We can't have it both ways.

Owen Gray said...

But, as always, Dana, it's a question of ways and means.

Dana said...

Not really, Owen. And not in the dire circumstance in which we find ourselves. We unthinkingly fixate on saving every life, on curing every malaise, on extending life, on increasing fertility...all of which exacerbates our problems.

We can't possibly address the problem by making the problem more intransigent and yet that is exactly what we do - when we acknowledge the problem at all.

Owen Gray said...

But we're left with the problem of who's to be saved and who's to be sacrificed, Dana. And whether the deaths should be accelerated.

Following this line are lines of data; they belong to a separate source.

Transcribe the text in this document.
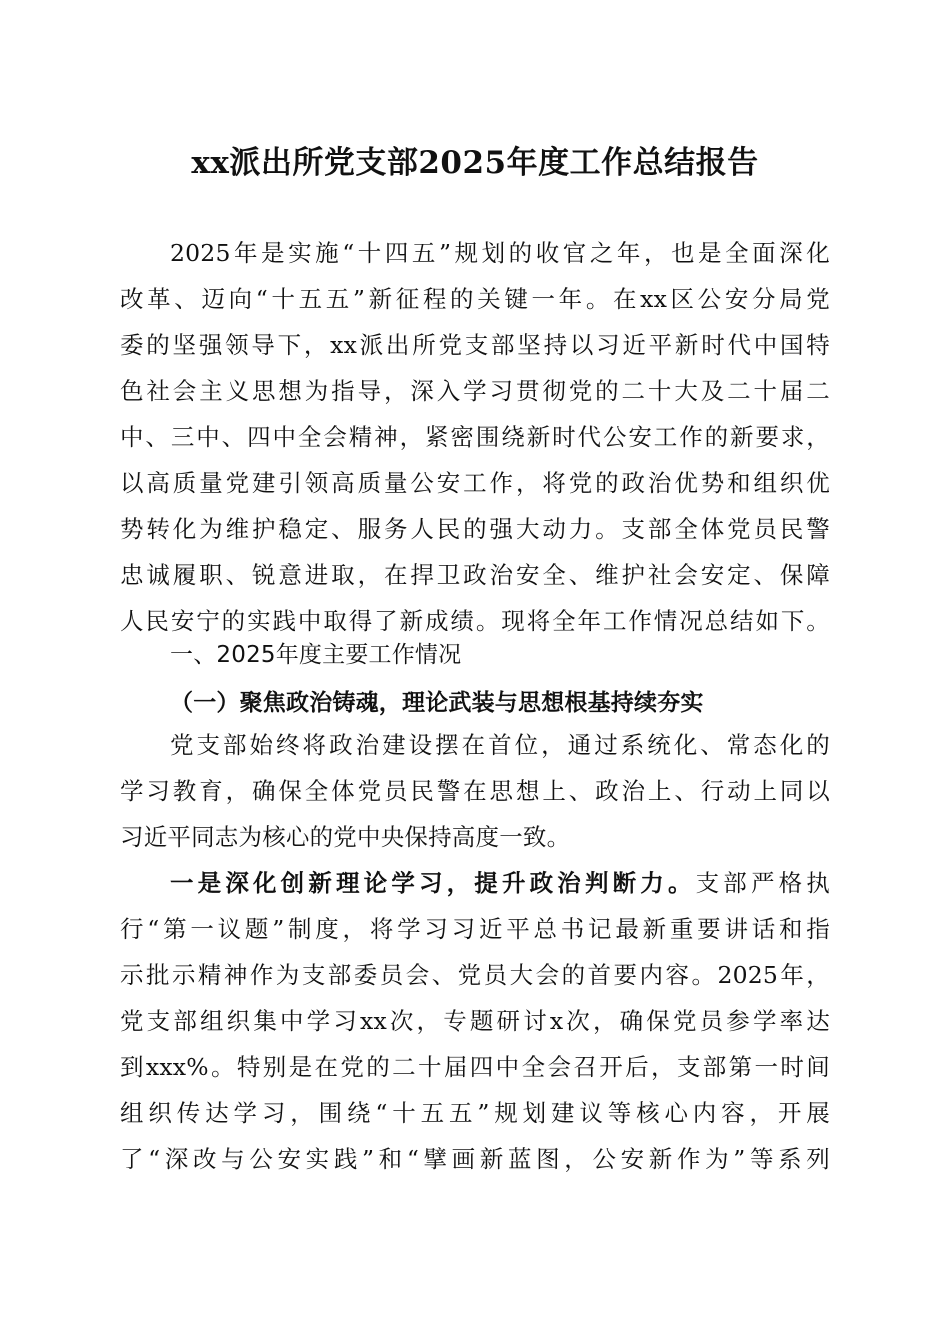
xx派出所党支部2025年度工作总结报告
2025年是实施“十四五”规划的收官之年，也是全面深化
改革、迈向“十五五”新征程的关键一年。在xx区公安分局党
委的坚强领导下，xx派出所党支部坚持以习近平新时代中国特
色社会主义思想为指导，深入学习贯彻党的二十大及二十届二
中、三中、四中全会精神，紧密围绕新时代公安工作的新要求，
以高质量党建引领高质量公安工作，将党的政治优势和组织优
势转化为维护稳定、服务人民的强大动力。支部全体党员民警
忠诚履职、锐意进取，在捍卫政治安全、维护社会安定、保障
人民安宁的实践中取得了新成绩。现将全年工作情况总结如下。
一、2025年度主要工作情况
（一）聚焦政治铸魂，理论武装与思想根基持续夯实
党支部始终将政治建设摆在首位，通过系统化、常态化的
学习教育，确保全体党员民警在思想上、政治上、行动上同以
习近平同志为核心的党中央保持高度一致。
一是深化创新理论学习，提升政治判断力。支部严格执
行“第一议题”制度，将学习习近平总书记最新重要讲话和指
示批示精神作为支部委员会、党员大会的首要内容。2025年，
党支部组织集中学习xx次，专题研讨x次，确保党员参学率达
到xxx%。特别是在党的二十届四中全会召开后，支部第一时间
组织传达学习，围绕“十五五”规划建议等核心内容，开展
了“深改与公安实践”和“擘画新蓝图，公安新作为”等系列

It's not just a question of chance or -- as some would have it -- pure dumb luck.

Dana said...

We're also left with the problem of auto-annihilation if over population remains unaddressed.

So do we want to try and address the problem or do we want to cling to what is now very clearly a species-destructive morality.

To me it's really that clear. Of course it's also clear which choice will be made.

Owen Gray said...

We're between a rock and a hard place, Dana. Which means that crafting policy will be very, very difficult -- as was the case with assisted dying legislation.

The Mound of Sound said...

Yes, there's a pressing need to reduce overpopulation but that has to focus on the truly overly populated states - China, India and parts of Africa. In the developed world the challenge must be to reduce our overall consumption of resources. We have to curb our consumption, a process that has to be focused on the wealthiest, those who consume excessively and hoard. That begins with some degree of confiscatory taxation on the really large estates. Even Teddy Roosevelt understood that and advocated for it in 1910. There's a reason why we read story after story detailing how such an infinitesimal percentage own such a huge share of global wealth. That's not healthy for any society whether Third World or in the developed nations.

Anonymous said...

And still, "intelligent" people, who should know better and probably do, still vote for them.


My theory is it's all about their investment portfolio and to hell with everyone else.


Owen Gray said...

Economists have known for a long time that healthy economies share resources, Mound. But our taxation system encourages hording. It's a prescription for individual illness and global collapse.

Owen Gray said...

When life is all about getting yours and letting the chips fall where they may, JM, things cannot end well.